Quanto ao incentivo à violência, isso é muito mais amplo do que a propaganda pode influenciar. Nós vivemos numa sociedade violenta. Para além da questão da propaganda, temos todo um noticiário diário sobre assuntos de violência. Pensaríamos em censurar isso? Acho que seria algo um pouco mais complicado.

A idolatria é algo que acompanha várias sociedades e a maneira de apresentar seus ídolos podem mudar, mas é parte da estrutura humana criar ídolos. Perante a idolatria, não no sentido religioso, todos nós somos um pouco infantis. Achar que só a criança é infantil é fugir parcialmente da questão. Eu duvido que o controle da propaganda possa evitar o surgimento de ídolos, que podem vir de outras maneiras. Se esses personagens fornecem exemplos positivos ou negativos, isso está em função de todo o conjunto da sociedade e seus valores.

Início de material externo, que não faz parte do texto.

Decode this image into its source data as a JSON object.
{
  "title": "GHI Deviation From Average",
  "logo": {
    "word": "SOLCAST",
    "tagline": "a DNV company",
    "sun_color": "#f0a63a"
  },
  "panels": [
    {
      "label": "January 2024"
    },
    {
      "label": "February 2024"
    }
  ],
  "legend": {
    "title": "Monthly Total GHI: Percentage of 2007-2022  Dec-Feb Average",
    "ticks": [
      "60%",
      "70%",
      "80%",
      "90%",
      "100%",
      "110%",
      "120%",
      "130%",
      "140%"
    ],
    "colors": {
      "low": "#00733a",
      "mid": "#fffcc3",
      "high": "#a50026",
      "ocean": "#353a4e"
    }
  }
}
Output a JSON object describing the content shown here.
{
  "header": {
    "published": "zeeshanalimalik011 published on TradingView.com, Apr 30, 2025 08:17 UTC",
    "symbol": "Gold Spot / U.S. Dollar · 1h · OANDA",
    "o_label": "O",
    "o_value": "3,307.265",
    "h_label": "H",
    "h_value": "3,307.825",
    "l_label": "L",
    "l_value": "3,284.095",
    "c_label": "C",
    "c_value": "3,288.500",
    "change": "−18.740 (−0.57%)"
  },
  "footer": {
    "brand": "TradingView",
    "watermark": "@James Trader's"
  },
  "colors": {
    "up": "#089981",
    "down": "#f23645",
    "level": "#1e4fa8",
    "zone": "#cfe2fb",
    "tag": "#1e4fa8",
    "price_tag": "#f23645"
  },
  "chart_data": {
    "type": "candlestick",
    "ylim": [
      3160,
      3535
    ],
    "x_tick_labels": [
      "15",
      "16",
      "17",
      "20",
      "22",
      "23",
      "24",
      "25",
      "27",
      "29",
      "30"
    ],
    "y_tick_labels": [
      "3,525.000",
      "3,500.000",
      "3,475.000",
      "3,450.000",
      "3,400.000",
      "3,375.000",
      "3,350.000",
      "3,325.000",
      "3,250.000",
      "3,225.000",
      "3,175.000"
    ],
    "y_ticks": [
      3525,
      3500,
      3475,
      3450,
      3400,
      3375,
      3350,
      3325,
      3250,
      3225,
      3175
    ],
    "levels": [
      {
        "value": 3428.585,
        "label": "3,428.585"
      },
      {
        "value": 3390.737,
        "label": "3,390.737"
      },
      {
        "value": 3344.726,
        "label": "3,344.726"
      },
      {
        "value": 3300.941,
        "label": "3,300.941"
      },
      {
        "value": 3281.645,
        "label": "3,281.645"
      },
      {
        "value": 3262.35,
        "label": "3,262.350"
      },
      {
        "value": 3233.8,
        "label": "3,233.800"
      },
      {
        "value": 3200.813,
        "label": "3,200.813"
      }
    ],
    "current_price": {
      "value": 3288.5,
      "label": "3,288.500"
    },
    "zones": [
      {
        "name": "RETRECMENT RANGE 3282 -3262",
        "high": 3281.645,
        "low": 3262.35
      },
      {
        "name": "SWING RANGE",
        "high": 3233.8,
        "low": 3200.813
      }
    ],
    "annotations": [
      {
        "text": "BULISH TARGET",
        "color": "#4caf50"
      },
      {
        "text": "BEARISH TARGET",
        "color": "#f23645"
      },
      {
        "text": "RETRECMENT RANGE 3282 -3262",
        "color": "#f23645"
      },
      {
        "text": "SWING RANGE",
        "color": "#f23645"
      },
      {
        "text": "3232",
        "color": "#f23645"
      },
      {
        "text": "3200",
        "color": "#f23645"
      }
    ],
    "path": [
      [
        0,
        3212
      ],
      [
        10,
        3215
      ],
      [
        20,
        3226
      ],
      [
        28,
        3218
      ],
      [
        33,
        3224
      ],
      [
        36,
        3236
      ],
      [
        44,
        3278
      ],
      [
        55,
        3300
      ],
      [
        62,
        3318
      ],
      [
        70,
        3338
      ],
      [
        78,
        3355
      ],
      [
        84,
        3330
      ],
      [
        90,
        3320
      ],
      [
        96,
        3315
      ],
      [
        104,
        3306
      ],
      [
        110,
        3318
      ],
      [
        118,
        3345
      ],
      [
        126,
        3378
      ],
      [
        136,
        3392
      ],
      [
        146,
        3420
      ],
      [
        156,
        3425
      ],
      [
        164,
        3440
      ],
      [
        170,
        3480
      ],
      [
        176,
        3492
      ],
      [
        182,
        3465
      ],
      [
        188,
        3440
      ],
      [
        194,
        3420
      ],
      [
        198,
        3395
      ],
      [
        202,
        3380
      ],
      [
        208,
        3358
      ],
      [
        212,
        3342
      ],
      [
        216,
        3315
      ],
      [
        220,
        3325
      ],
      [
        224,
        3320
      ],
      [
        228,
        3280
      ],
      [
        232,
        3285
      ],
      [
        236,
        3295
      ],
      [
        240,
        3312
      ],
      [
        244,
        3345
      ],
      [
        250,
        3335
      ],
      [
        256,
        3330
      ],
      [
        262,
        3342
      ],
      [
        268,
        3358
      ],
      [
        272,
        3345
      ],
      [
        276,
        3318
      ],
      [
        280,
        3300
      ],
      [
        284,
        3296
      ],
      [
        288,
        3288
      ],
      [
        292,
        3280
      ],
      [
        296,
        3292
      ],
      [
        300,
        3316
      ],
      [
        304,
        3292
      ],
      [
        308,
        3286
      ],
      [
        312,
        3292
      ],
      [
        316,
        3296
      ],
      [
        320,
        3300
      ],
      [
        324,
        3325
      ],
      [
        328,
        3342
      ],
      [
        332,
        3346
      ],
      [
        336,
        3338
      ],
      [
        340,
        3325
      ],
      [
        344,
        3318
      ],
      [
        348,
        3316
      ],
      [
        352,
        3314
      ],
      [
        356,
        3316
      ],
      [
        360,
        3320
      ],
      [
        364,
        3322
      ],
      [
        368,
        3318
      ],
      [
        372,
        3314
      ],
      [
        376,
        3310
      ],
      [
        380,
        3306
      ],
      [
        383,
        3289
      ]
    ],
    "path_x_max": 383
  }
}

Até quando nós somos infantis? A infância está na criança ou existe uma certa infantilidade do ser humano que explorada pela propaganda que transcende esse período? Então, de certo ponto, todos nós somos infantis. A criança não é inocente. Os sentimentos eróticos fazem parte da vida infantil, mas isso não quer dizer que a criança esteja apta a participar de jogos sexuais com e como os adultos. Muitas das coisas que nós julgamos que as crianças não compreendem em relação à sexualidade humana é uma certa infantilidade dos adultos. Elas têm muito mais percepção do que os pais querem acreditar.


Agora, quanto ao consumo, eu acho que há uma relativa igualdade entre a infantilidade adulta e da criança. Por exemplo, nós temos a questão dos cartões de créditos. Dá-se um pedaço de plástico a uma pessoa que durante um certo tempo tem dinheiro. A pessoa fantasia que tem dinheiro. Isso é fruto apenas da propaganda ou do funcionamento da nossa estrutura social? Se for para controlar a propaganda, talvez tivéssemos que pensar em medidas que estejam além do controle puramente voltado para infância.”